Of course I did apply, but on Tuesday I got the old "screw off" letter. Something about many applicants, more experience, best of luck in future endeavours. All that crap. I resisted the temptation-- and it was strong-- to give them a piece of my mind ("The bridges I've burned light my way."). I suppose that it was nice that they sent me an email saying that I wasn't one of the four people being interviewed; at least they gave me that much courtesy.

I suppose that this could be one of the nails in the coffin of my teaching career. I am very seriously considering throwing in the towel and doing something else. I don't believe that I've done everything that I wanted to do, but I haven't been given the opportunity, and at this point it doesn't look like I will. I am frustrated with the bureaucracy and disheartened by seven months of unabashed rejection. At what point does one decide enough is enough?

I really am questioning my abilities as a teacher, a writer, a thinker, and role model. I feel ineffectual and I wonder at which point someone will just come right out and expose me as a complete fraud.

I know that I was foolish to hitch my wagon to this star, but I really thought that after dozens of days visiting the school, chatting with teachers, and making contacts, I thought that I was an obvious choice. I suppose they don't want a teacher who makes a your/you're error in the subject line of an email, or one who makes dozens of other mistakes on their blog. My thick glasses and non-jock physique might have been a factor too. Who could blame them really?

Home Repair

My parents and I are in the process of doing some renovations in my house before they put it on the market and try to earn their retirement money. I've been busy plastering, painting, scraping, scrubbing, filling, stripping, and sanding. I'm exhausted and haven't had the energy to blog much. Sorry.

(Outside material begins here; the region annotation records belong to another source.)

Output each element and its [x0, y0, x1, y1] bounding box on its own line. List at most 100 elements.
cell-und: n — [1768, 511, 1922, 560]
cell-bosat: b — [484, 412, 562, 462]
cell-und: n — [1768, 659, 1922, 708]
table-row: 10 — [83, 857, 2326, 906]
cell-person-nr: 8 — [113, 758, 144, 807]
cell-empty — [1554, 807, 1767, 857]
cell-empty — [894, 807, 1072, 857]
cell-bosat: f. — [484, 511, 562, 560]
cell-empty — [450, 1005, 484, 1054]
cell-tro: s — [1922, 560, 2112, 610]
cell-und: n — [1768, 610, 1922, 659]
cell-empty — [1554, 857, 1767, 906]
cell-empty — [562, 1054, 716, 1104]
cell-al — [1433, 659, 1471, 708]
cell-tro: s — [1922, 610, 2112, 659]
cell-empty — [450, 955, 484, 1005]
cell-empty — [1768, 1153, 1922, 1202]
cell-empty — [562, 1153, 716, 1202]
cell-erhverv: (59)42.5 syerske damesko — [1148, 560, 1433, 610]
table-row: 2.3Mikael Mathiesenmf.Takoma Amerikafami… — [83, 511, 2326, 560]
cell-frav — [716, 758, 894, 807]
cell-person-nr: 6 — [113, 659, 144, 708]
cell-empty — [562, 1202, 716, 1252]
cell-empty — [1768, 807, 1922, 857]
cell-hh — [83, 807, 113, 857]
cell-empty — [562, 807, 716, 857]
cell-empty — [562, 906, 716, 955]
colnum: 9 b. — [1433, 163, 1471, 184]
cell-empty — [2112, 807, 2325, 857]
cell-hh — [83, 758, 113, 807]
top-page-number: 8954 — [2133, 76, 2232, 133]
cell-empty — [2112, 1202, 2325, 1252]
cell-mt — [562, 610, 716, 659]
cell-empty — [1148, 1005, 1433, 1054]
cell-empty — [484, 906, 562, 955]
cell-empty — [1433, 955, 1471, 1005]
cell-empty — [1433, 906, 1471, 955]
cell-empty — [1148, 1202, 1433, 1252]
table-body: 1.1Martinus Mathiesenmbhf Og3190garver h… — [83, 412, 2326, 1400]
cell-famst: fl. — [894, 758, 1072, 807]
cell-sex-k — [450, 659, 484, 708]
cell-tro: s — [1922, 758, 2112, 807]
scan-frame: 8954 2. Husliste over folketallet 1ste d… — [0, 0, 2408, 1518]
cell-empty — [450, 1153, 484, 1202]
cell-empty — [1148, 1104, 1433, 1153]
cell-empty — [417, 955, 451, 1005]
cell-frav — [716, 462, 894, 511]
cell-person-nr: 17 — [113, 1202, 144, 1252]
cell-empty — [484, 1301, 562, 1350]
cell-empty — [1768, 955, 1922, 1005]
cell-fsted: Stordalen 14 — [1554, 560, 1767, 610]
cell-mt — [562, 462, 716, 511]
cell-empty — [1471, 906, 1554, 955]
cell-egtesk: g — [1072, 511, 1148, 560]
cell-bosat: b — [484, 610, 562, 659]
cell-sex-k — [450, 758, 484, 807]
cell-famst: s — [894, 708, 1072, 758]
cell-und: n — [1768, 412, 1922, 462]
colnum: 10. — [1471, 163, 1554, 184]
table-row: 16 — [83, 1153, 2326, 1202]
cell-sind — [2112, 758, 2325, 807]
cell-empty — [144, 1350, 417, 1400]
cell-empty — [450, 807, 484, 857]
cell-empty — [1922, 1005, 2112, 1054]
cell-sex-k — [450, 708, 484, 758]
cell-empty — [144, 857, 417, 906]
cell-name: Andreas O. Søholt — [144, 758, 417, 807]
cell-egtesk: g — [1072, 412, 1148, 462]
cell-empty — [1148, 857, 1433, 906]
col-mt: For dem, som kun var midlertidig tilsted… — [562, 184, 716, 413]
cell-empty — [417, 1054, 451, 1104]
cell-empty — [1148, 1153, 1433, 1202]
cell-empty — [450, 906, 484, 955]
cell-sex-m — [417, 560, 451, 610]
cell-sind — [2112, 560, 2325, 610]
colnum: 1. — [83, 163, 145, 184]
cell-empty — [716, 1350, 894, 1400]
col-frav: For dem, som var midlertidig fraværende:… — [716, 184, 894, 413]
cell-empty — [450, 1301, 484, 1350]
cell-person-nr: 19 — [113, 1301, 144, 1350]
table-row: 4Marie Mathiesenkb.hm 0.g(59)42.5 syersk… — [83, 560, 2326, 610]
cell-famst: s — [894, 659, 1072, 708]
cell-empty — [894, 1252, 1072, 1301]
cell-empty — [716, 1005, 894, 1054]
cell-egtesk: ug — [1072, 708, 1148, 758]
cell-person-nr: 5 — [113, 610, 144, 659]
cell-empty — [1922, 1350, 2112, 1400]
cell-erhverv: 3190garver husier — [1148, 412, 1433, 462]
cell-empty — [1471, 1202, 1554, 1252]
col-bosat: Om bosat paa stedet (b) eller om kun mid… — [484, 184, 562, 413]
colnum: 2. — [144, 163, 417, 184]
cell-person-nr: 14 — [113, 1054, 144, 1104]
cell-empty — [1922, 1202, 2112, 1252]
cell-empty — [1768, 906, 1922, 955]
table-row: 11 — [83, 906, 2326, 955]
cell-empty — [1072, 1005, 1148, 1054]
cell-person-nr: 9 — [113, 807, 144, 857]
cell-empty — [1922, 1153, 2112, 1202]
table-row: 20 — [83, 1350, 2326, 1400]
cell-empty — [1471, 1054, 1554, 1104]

The work is going well. Slowly but surely, I suppose. At this point, there is so much to do that it's hard to believe that it will ever get done, but we'll pick away at it over the coming weeks and it will get done somehow. I will be doing most of it so that will keep me pretty busy. The only problem is, of course, that the work is generally very mindless and I have nothing to do but to think all day about the state of my life and to beat myself up over things.

General Malaise

There isn't much that I seem to be doing right lately, and no matter how hard I try to make good decision and to try to make things easier for others, they just end up getting more complicated and I end up looking like an idiot. I just can't get a break. It seems that no matter what I do or how hard I try, I end up fouling it all up. Sooner or later, I'll end up being all by myself and wondering what the hell happened.